Leo also got to be the one to open the restaurant­s and some bars. We all love talking about reopening bars or restaurant­s. Mind you, most people won’t actually go to them, but we will be dying to hear from those who do. We’re told Ireland has the world’s first vaccine. Apparently, having done various tests, on toasted sandwiches, fish and chips and baskets of chicken wings, scientists here have discovered that a substantia­l meal worth nine quid is an effective Covid vaccine.

Friday just gone will be hard to follow. We needed a showstoppe­r and we got it, in the form of three-quarters of the Greens, the end of the Civil War, and an actual elected Government, another one of those things we used to take for granted.

But Micheal Martin will want his Fridays, too.

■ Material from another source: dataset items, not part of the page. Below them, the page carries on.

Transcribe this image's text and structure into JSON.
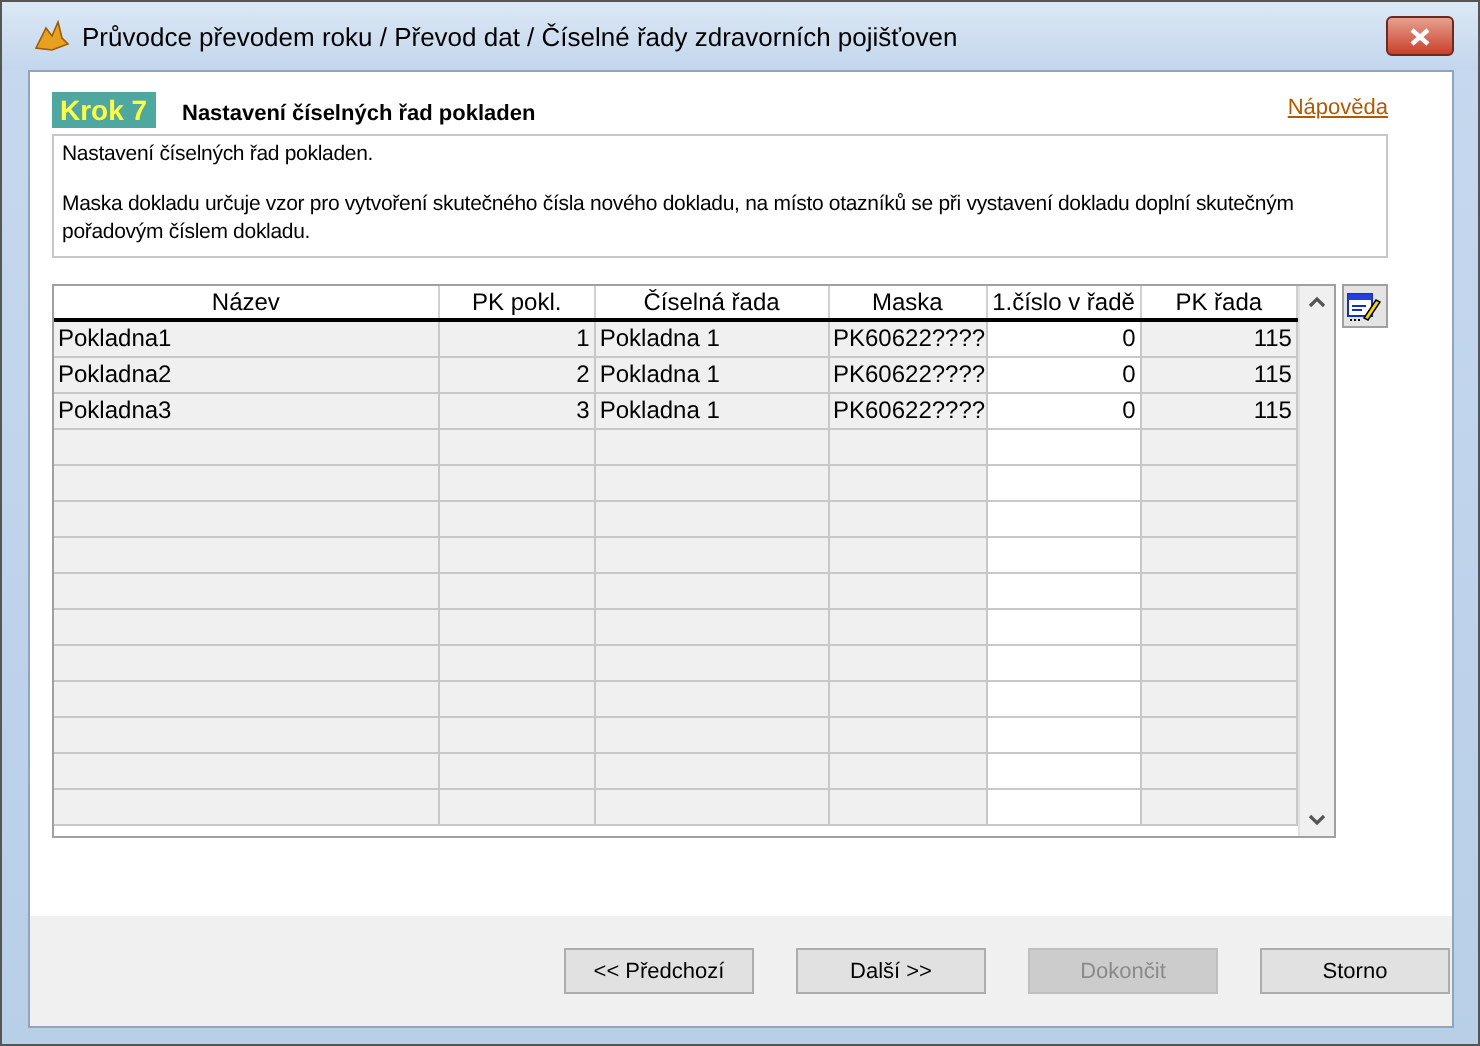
{
  "window": {
    "title": "Průvodce převodem roku / Převod dat / Číselné řady zdravorních pojišťoven"
  },
  "step": {
    "badge": "Krok 7",
    "title": "Nastavení číselných řad pokladen",
    "help_link": "Nápověda"
  },
  "description": [
    "Nastavení číselných řad pokladen.",
    "Maska dokladu určuje vzor pro vytvoření skutečného čísla nového dokladu, na místo otazníků se při vystavení dokladu doplní skutečným pořadovým číslem dokladu."
  ],
  "table": {
    "columns": [
      {
        "label": "Název",
        "numeric": false,
        "editable": false
      },
      {
        "label": "PK pokl.",
        "numeric": true,
        "editable": false
      },
      {
        "label": "Číselná řada",
        "numeric": false,
        "editable": false
      },
      {
        "label": "Maska",
        "numeric": false,
        "editable": false
      },
      {
        "label": "1.číslo v řadě",
        "numeric": true,
        "editable": true
      },
      {
        "label": "PK řada",
        "numeric": true,
        "editable": false
      }
    ],
    "rows": [
      [
        "Pokladna1",
        "1",
        "Pokladna 1",
        "PK60622????",
        "0",
        "115"
      ],
      [
        "Pokladna2",
        "2",
        "Pokladna 1",
        "PK60622????",
        "0",
        "115"
      ],
      [
        "Pokladna3",
        "3",
        "Pokladna 1",
        "PK60622????",
        "0",
        "115"
      ]
    ]
  },
  "buttons": [
    {
      "label": "<< Předchozí",
      "disabled": false
    },
    {
      "label": "Další >>",
      "disabled": false
    },
    {
      "label": "Dokončit",
      "disabled": true
    },
    {
      "label": "Storno",
      "disabled": false
    }
  ]
}
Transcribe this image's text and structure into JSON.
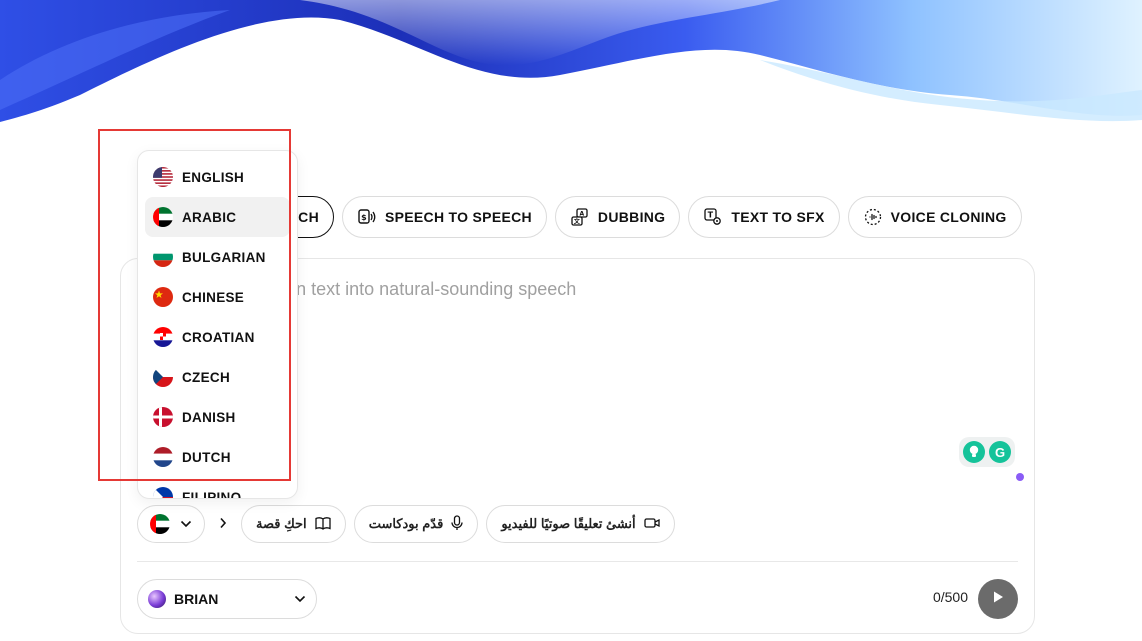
{
  "tabs": [
    {
      "label": "ECH",
      "icon": "text-to-speech-icon",
      "active": true
    },
    {
      "label": "SPEECH TO SPEECH",
      "icon": "speech-to-speech-icon"
    },
    {
      "label": "DUBBING",
      "icon": "dubbing-icon"
    },
    {
      "label": "TEXT TO SFX",
      "icon": "text-to-sfx-icon"
    },
    {
      "label": "VOICE CLONING",
      "icon": "voice-cloning-icon"
    }
  ],
  "editor": {
    "placeholder": "ny language and turn text into natural-sounding speech"
  },
  "grammarly": {
    "icon": "grammarly-icon",
    "assist_icon": "bulb-icon",
    "letter": "G"
  },
  "language_menu": {
    "items": [
      {
        "label": "ENGLISH",
        "flag": "us-flag-icon"
      },
      {
        "label": "ARABIC",
        "flag": "uae-flag-icon",
        "hover": true
      },
      {
        "label": "BULGARIAN",
        "flag": "bulgaria-flag-icon"
      },
      {
        "label": "CHINESE",
        "flag": "china-flag-icon"
      },
      {
        "label": "CROATIAN",
        "flag": "croatia-flag-icon"
      },
      {
        "label": "CZECH",
        "flag": "czech-flag-icon"
      },
      {
        "label": "DANISH",
        "flag": "denmark-flag-icon"
      },
      {
        "label": "DUTCH",
        "flag": "netherlands-flag-icon"
      },
      {
        "label": "FILIPINO",
        "flag": "philippines-flag-icon"
      }
    ]
  },
  "suggestions": [
    {
      "label": "احكِ قصة",
      "icon": "book-icon"
    },
    {
      "label": "قدّم بودكاست",
      "icon": "microphone-icon"
    },
    {
      "label": "أنشئ تعليقًا صوتيًا للفيديو",
      "icon": "video-camera-icon"
    }
  ],
  "voice": {
    "name": "BRIAN"
  },
  "counter": "0/500",
  "colors": {
    "accent_highlight": "#e53935",
    "play_button": "#6b6b6b",
    "grammarly_green": "#15c39a"
  }
}
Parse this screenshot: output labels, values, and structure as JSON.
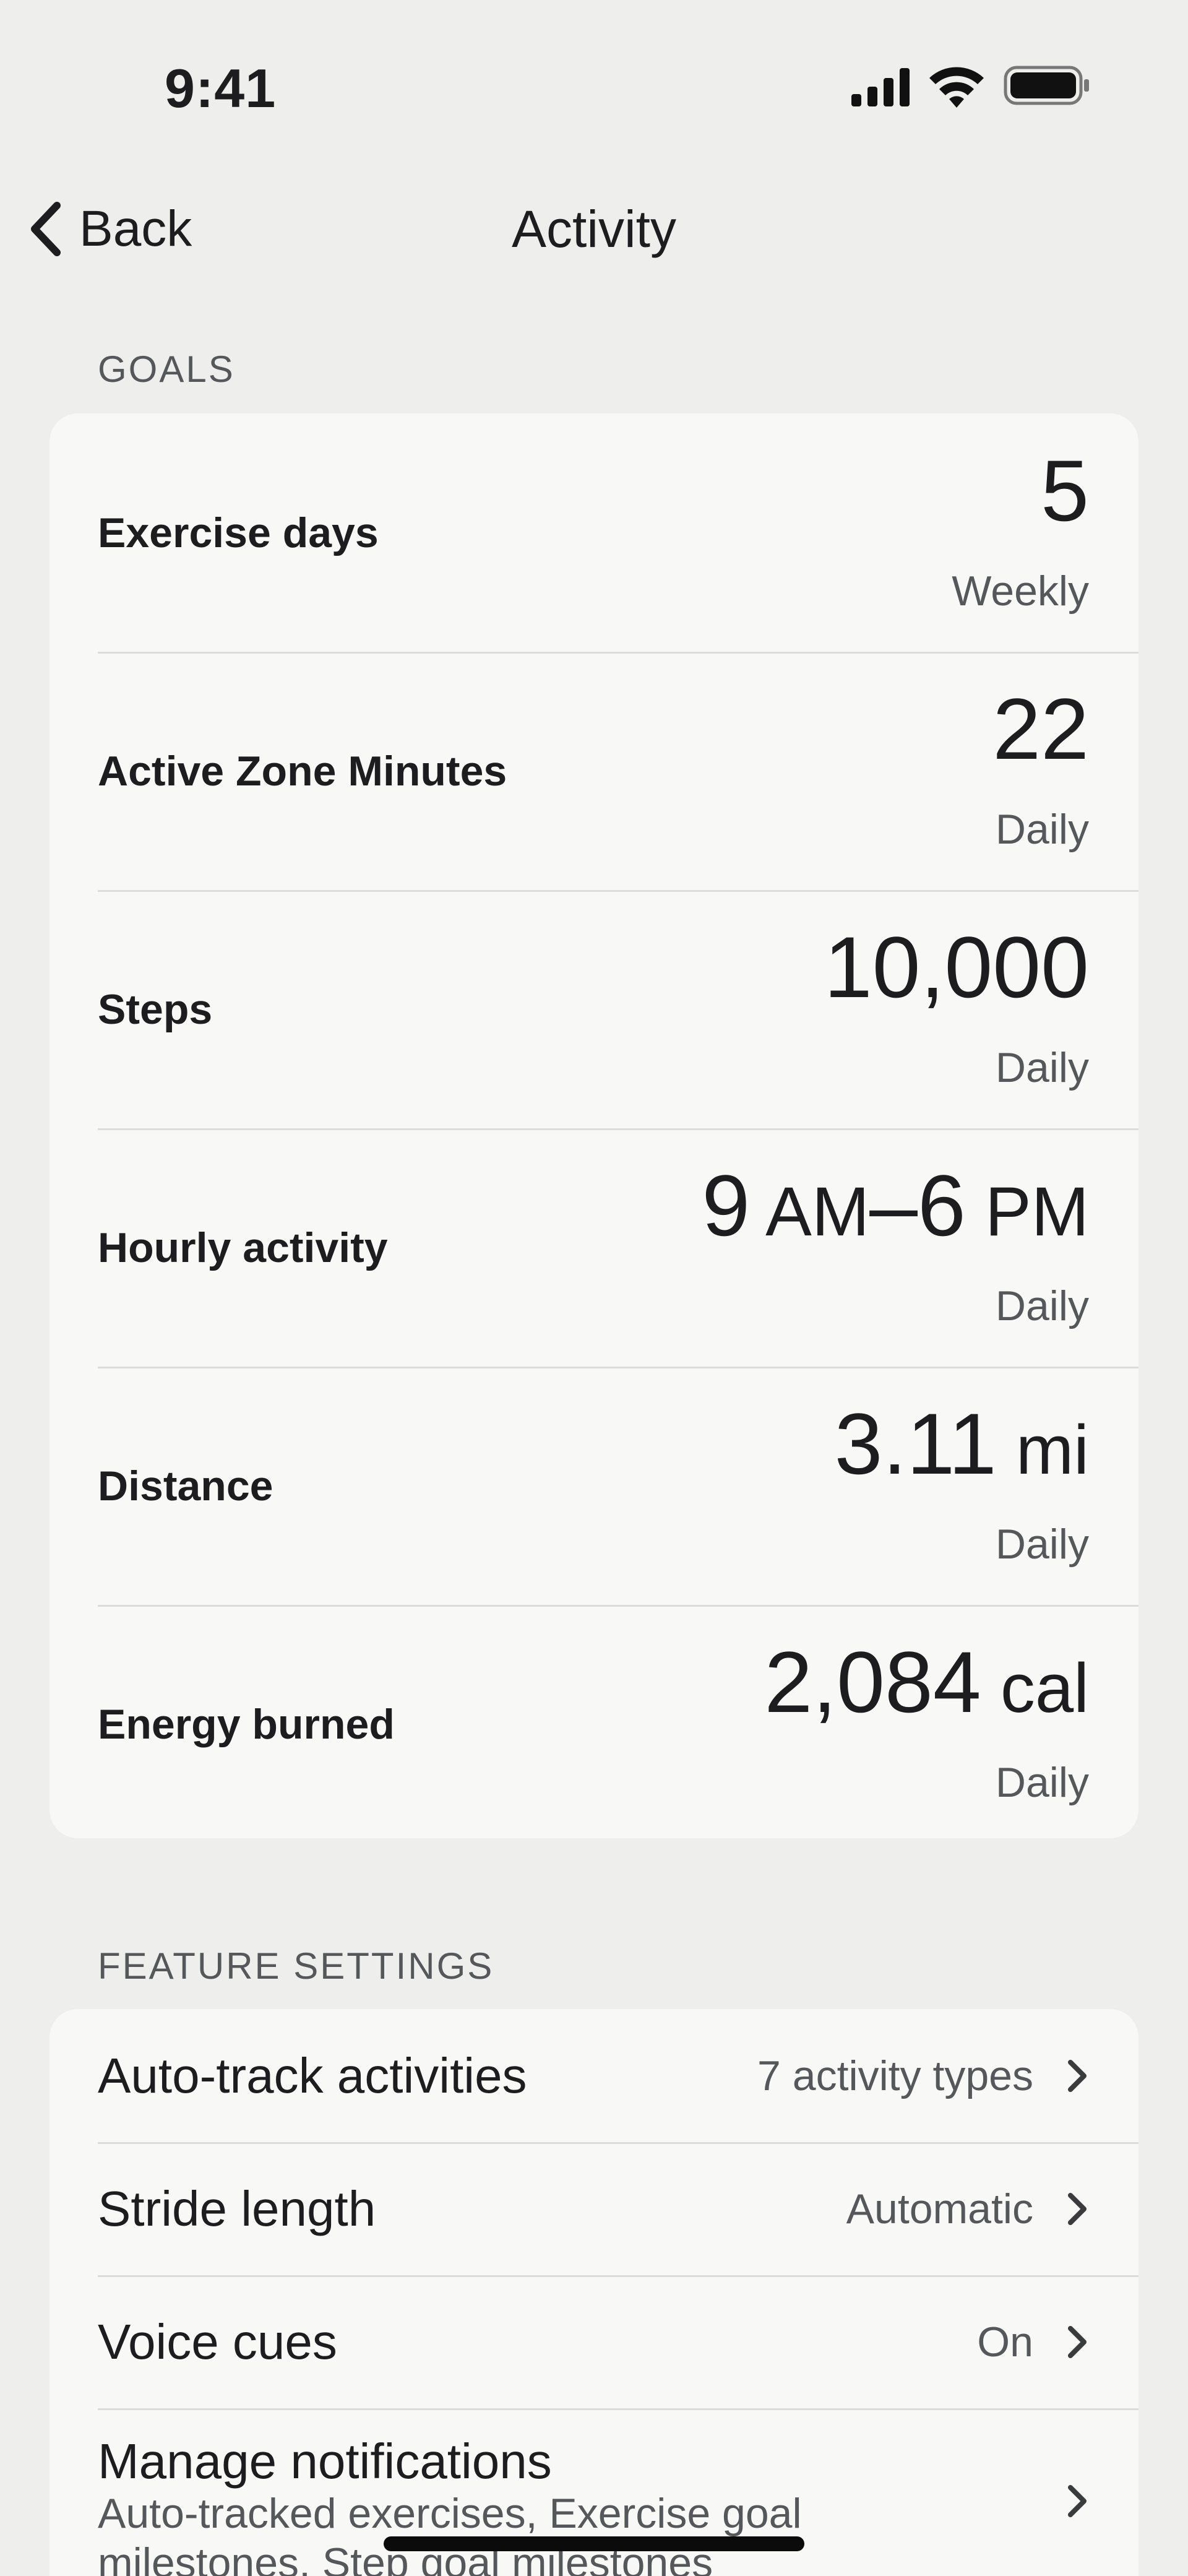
{
  "status_bar": {
    "time": "9:41",
    "signal_icon": "cellular-signal-icon",
    "wifi_icon": "wifi-icon",
    "battery_icon": "battery-icon"
  },
  "nav": {
    "back_label": "Back",
    "back_icon": "chevron-left-icon",
    "title": "Activity"
  },
  "goals": {
    "section_label": "GOALS",
    "rows": [
      {
        "label": "Exercise days",
        "value": "5",
        "unit": "",
        "period": "Weekly"
      },
      {
        "label": "Active Zone Minutes",
        "value": "22",
        "unit": "",
        "period": "Daily"
      },
      {
        "label": "Steps",
        "value": "10,000",
        "unit": "",
        "period": "Daily"
      },
      {
        "label": "Hourly activity",
        "value_parts": [
          "9",
          " AM",
          "–6",
          " PM"
        ],
        "period": "Daily"
      },
      {
        "label": "Distance",
        "value": "3.11",
        "unit": " mi",
        "period": "Daily"
      },
      {
        "label": "Energy burned",
        "value": "2,084",
        "unit": " cal",
        "period": "Daily"
      }
    ]
  },
  "feature_settings": {
    "section_label": "FEATURE SETTINGS",
    "rows": [
      {
        "label": "Auto-track activities",
        "value": "7 activity types"
      },
      {
        "label": "Stride length",
        "value": "Automatic"
      },
      {
        "label": "Voice cues",
        "value": "On"
      },
      {
        "label": "Manage notifications",
        "sublabel": "Auto-tracked exercises, Exercise goal milestones, Step goal milestones"
      }
    ]
  },
  "colors": {
    "background": "#eeefed",
    "card": "#f8f9f7",
    "primary_text": "#1d1d1f",
    "secondary_text": "#55575a",
    "divider": "#dcdddb"
  }
}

Maybe we should keep up the Friday check-in, where the Taoiseach gets up each week and offers up some good news. And maybe the CMO should come and stand there next to him, to lend it a bit of gravitas.

We can only hope, as people decide that the end of lockdown means the end of Covid, when in fact it means we need to be even more careful, that the next Freaky Friday is not a badnews one.